Disclaimers : Toujours pas à moi, y'a rien à faire, j'y arrive pas… Mais quand je gagne au loto, je me les achète
Disclaimers : Toujours pas à moi, y'a rien à faire, j'y arrive pas… Mais quand je gagne au loto, je me les achète ! Mais faudrait peut-être commencer par jouer pour gagner, ça aide… Mémo à moi-même : penser à jouer au loto !
Titre : Liens de sang
Auteur : Ephemeris
Résumé : Alors que la fin de la guerre avait séparé Heero et Duo, le conflit avec Mariemeia les fait se retrouver. Evidemment, ils ne peuvent se passer l'un de l'autre, mais plusieurs années après, un incident vient perturber leur bonheur.
Couples : 1x2x1, 2xH
Genre : J'ai bien peur d'avoir déjà exploité ce thème, mais j'espère que ce ne sera pas trop redondant…
Rating : T
Warnings : Yaoi ! Cette histoire commence entre la guerre et l'affaire Mariemeia.
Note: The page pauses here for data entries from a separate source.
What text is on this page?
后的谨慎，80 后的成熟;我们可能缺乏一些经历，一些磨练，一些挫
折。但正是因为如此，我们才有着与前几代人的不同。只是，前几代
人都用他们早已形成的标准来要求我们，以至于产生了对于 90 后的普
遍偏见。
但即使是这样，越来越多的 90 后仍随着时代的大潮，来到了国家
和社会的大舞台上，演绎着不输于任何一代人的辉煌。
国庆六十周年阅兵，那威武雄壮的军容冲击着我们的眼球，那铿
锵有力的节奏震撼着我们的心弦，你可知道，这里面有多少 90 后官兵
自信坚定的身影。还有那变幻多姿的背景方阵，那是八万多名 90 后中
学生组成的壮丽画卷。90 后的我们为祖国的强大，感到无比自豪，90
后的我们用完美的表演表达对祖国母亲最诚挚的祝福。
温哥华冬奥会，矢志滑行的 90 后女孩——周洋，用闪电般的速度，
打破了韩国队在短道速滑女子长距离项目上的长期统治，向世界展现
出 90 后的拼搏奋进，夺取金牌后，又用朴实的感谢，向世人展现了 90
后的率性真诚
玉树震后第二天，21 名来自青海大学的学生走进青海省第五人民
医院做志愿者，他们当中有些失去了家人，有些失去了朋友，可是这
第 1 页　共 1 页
J'ai changé la façon dont les pilotes sont entrés dans ce deuxième conflit en occultant le fait qu'ils avaient décidé de détruire les Gundams en les envoyant vers le soleil.
Liens de sang
Chapitre 9
En fin de compte, cette école n'était pas si mal. Hélène avait eu peur d'être encore plus troublée en se retrouvant de nouveau dans une salle de classe avec d'autres personnes de son âge, mais le choix qu'avait fait son père la satisfaisait. Duo n'avait pas voulu remettre Hélène dans une école catholique, bien qu'il savait qu'il y en avait une de bonne réputation non loin de chez eux. Il avait opté pour une école publique, mais bien fréquentée dont il avait entendu du bien par certains de ses clients.
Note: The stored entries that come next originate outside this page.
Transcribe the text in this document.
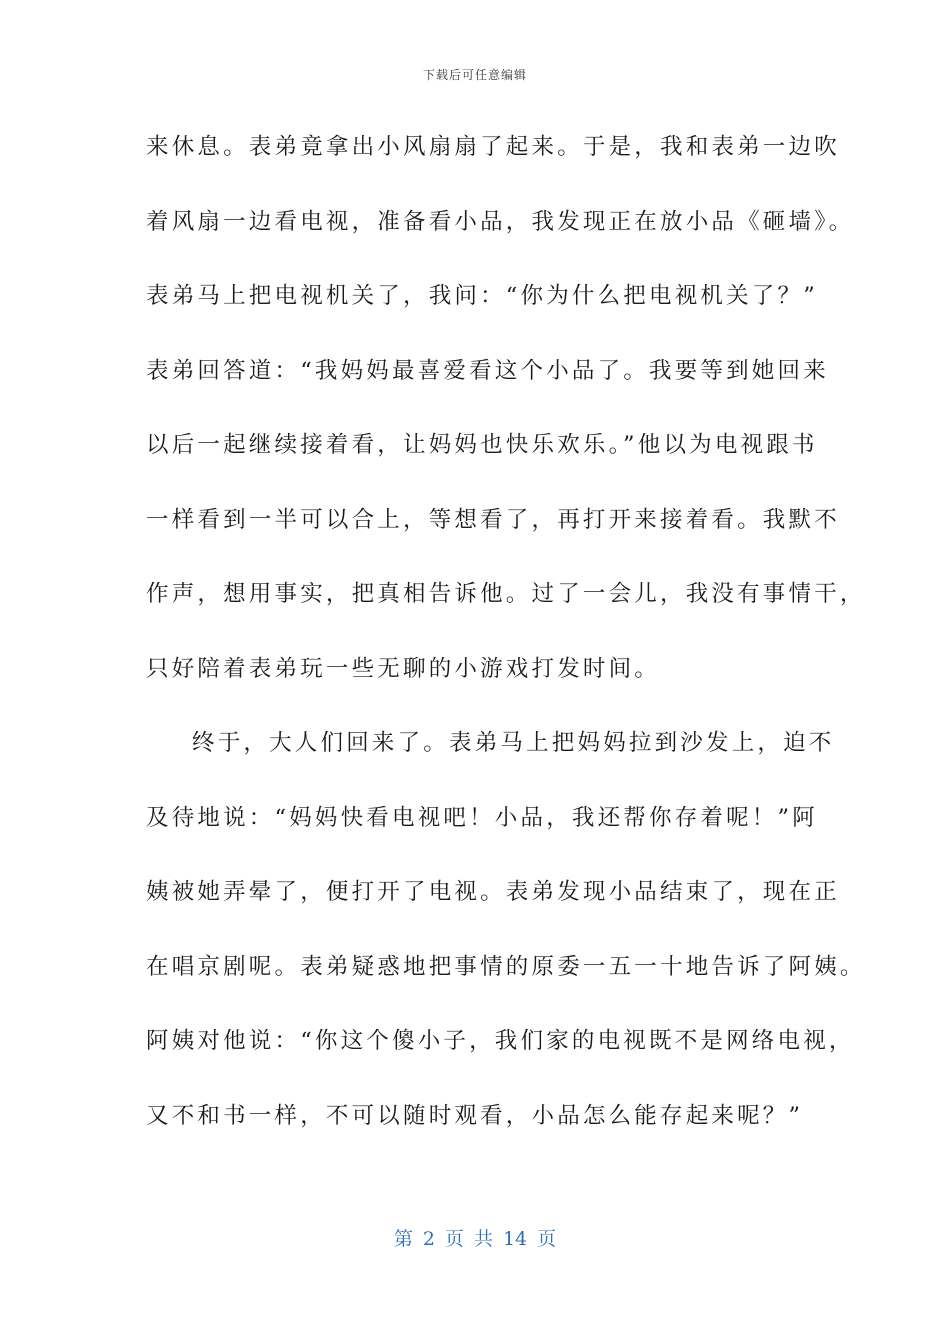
下载后可任意编辑
来休息。表弟竟拿出小风扇扇了起来。于是，我和表弟一边吹
着风扇一边看电视，准备看小品，我发现正在放小品《砸墙》。
表弟马上把电视机关了，我问：“你为什么把电视机关了？”
表弟回答道：“我妈妈最喜爱看这个小品了。我要等到她回来
以后一起继续接着看，让妈妈也快乐欢乐。”他以为电视跟书
一样看到一半可以合上，等想看了，再打开来接着看。我默不
作声，想用事实，把真相告诉他。过了一会儿，我没有事情干，
只好陪着表弟玩一些无聊的小游戏打发时间。
终于，大人们回来了。表弟马上把妈妈拉到沙发上，迫不
及待地说：“妈妈快看电视吧！小品，我还帮你存着呢！”阿
姨被她弄晕了，便打开了电视。表弟发现小品结束了，现在正
在唱京剧呢。表弟疑惑地把事情的原委一五一十地告诉了阿姨。
阿姨对他说：“你这个傻小子，我们家的电视既不是网络电视，
又不和书一样，不可以随时观看，小品怎么能存起来呢？”
第 2 页 共 14 页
Rapidement, Hélène avait sympathisé avec quelques élèves et avait été très bien intégrée à la classe et à l'école en général. Le fait d'être partie de chez elle après la mort de sa mère n'avait pas affecté ses études et elle avait pu suivre sans problème le discours des différents professeurs. Ce dernier cours de la semaine, de sa première semaine, était un cours d'histoire où l'on arrivait à la fin du conflit entre les colonies et la terre qui avait eu lieu plus de quinze ans en arrière.
« Grâce à sa diplomatie et à son intelligence naturelle, Relena Peacecraft a réussi à convaincre les forces rebelles de cesser le conflit et de revenir à une époque de paix à la fin de l'année 195 d'après colonisation, » dit la femme qui leur tenait lieu de professeur.
« Intelligence naturelle, tu parles, » murmura le garçon qui était assis à côté d'Hélène. « Ma mère dit qu'elle est bête comme ses pieds et qu'elle a pas un brin de jugeote. »
« Elle est pas objective dans ses propos, la prof. Faut dire qu'elle vient de la terre, elle a pas connu l'enfer des colonies pendant cette période, » ajouta un autre qui s'était retourné. « Mon père m'a raconté que pendant cette guerre, beaucoup des habitants de la terre ne savaient pas qu'il y avait des problèmes avec les colonies. Et eux, surtout ici, ils crevaient de faim. »
« Un peu de silence derrière ! » s'écria le professeur.
Les garçons se turent et reportèrent leur attention sur le cours. Hélène en fit de même, attendant d'entendre les prochaines paroles de leur professeur.
« Une fois Treize Kushrenada mort et Zechs Merquise ayant obtempéré, la paix s'est installée sur terre et sur les colonies. Les habitants ont repris leurs activités et ont entamé la reconstruction de ce que la guerre avait détruit. Mais un peu moins d'un an après la déclaration de paix, en 196 d'après colonisation, un nouveau conflit éclata suite à l'enlèvement de Relena Peacecraft qui, à cette époque, était vice-ministre des affaires étrangères. Cet acte avait été commandité par Mariemeia Barton, qui se trouvait être la fille de Treize Kushrenada et qui avait en tête de continuer ce que son père avait commencé. Mais encore une fois, Relena Peacecraft a réussi à déjouer ses plans pour ramener la paix. »
« Et la voilà repartie dans son délire sur cette bonne femme, » reprit le garçon à côté d'Hélène, toujours à mi-voix. « J'en viens à regretter le vieux qui nous faisait cours avant elle. Il était mou, mais au moins, son discours était élargi. Là, on n'a qu'un point de vue. »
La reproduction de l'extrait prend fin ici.